Die neue Regelung würde eine bislang praktizierte und anerkannte Form der Aufklärung ausschließen, wonach nachgeordnete Ärzte mit dem entsprechenden Kenntnis- und Erfahrungsstand das Aufklärungsgespräch zur Operation und zur Anästhesie übernehmen. „Kliniken diese Möglichkeit zu nehmen, ist im Krankenhausalltag nicht praktikabel, brächte erhebliche Probleme im Rahmen des geltenden Arbeitszeitgesetzes mit sich und würde Teilzeitmodelle weiter erschweren“, so der Generalsekretär der DGCH, Professor Dr. med. Hartwig Bauer, Berlin. Infolge gesplitteter Arbeitszeiten lasse sich kaum noch gewährleisten, dass der Patient von dem Arzt aufgeklärt wird, der später auch die Anästhesie oder den Eingriff vornimmt. „Zumal ja weiterhin und völlig zurecht die Forderung besteht, dass die Aufklärung so rechtzeitig zu erfolgen hat, damit der Patient seine Entscheidung über die Einwilligung wohlüberlegt treffen kann“, so Bauer. Beispielsweise werde ein am Wochenende stationär aufgenommener Patient vor einer für Montag geplanten Operation durch den diensthabenden Arzt in der Regel fristgerecht aufgeklärt. Dieser Arzt nimmt jedoch am Montag seinen Freizeitausgleich und wird an der Operation nicht mitwirken können. „Weiterhin würde diese Regelung auch dazu führen, dass schwangere Chirurginnen oder Anästhesistinnen, die nach dem Mutterschutzgesetz nicht mehr im OP eingesetzt werden dürfen, Patienten nicht über die Risiken und Erfolgsausichten der Anästhesie oder der Operation informieren könnten, obwohl sie natürlich über die entsprechenden Voraussetzungen verfügen“, betont der Generalsekretär der DGAI, Professor Dr. med. Hugo Van Aken aus Münster.

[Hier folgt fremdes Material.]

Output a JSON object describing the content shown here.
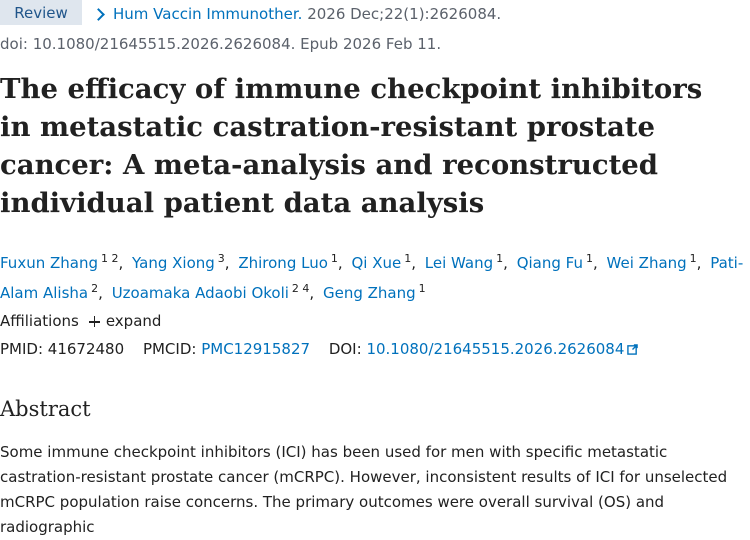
{
  "header": {
    "badge": "Review",
    "journal": "Hum Vaccin Immunother.",
    "issue": "2026 Dec;22(1):2626084.",
    "doi_line": "doi: 10.1080/21645515.2026.2626084. Epub 2026 Feb 11."
  },
  "article": {
    "title": "The efficacy of immune checkpoint inhibitors in metastatic castration-resistant prostate cancer: A meta-analysis and reconstructed individual patient data analysis"
  },
  "authors": [
    {
      "name": "Fuxun Zhang",
      "sup": "1 2"
    },
    {
      "name": "Yang Xiong",
      "sup": "3"
    },
    {
      "name": "Zhirong Luo",
      "sup": "1"
    },
    {
      "name": "Qi Xue",
      "sup": "1"
    },
    {
      "name": "Lei Wang",
      "sup": "1"
    },
    {
      "name": "Qiang Fu",
      "sup": "1"
    },
    {
      "name": "Wei Zhang",
      "sup": "1"
    },
    {
      "name": "Pati-Alam Alisha",
      "sup": "2"
    },
    {
      "name": "Uzoamaka Adaobi Okoli",
      "sup": "2 4"
    },
    {
      "name": "Geng Zhang",
      "sup": "1"
    }
  ],
  "affiliations": {
    "label": "Affiliations",
    "expand": "expand"
  },
  "ids": {
    "pmid_label": "PMID:",
    "pmid": "41672480",
    "pmcid_label": "PMCID:",
    "pmcid": "PMC12915827",
    "doi_label": "DOI:",
    "doi": "10.1080/21645515.2026.2626084"
  },
  "abstract": {
    "heading": "Abstract",
    "text": "Some immune checkpoint inhibitors (ICI) has been used for men with specific metastatic castration-resistant prostate cancer (mCRPC). However, inconsistent results of ICI for unselected mCRPC population raise concerns. The primary outcomes were overall survival (OS) and radiographic"
  },
  "colors": {
    "link": "#0071bc",
    "badge_bg": "#dfe6ee",
    "text": "#212121",
    "meta": "#5b616b"
  }
}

DGCH und DGAI weisen darauf hin, dass die Arbeitsgemeinschaft Wissenschaftlich Medizinischer Fachgesellschaften (AWMF), aber auch der Medizinrechtsausschuss des Deutschen Anwaltvereins, völlig zu Recht darauf hingewiesen haben, dass der Gesetzentwurf eine Gefahr in sich berge: In der Rechtspraxis und Rechtswissenschaft gewachsene, anerkannte und bewährte Entwicklungen in Frage zu stellen und neue, bisher nicht bestehende Probleme zu eröffnen. Dies gelte insbesondere für Fragen der Rechtsanwendung der Neuregelungen und in Bezug auf Definitionen und Auslegungen des Gesetzestextes. Hieraus würden sich voraussichtlich mehr gerichtliche Auseinandersetzungen entwickeln, als mit den gesetzlichen Neuregelungen dem Rechtsfrieden im Arzt-Patienten-Verhältnis gedient würde. Dazu zählen beispielhaft die neu eingeführten Vorgaben zur Bindung der Aufklärung an Beteiligte des Eingriffs. Sie sind in der Versorgungsrealität der Kliniken undurchführbar und aus Sicht der Patientensicherheit überflüssig.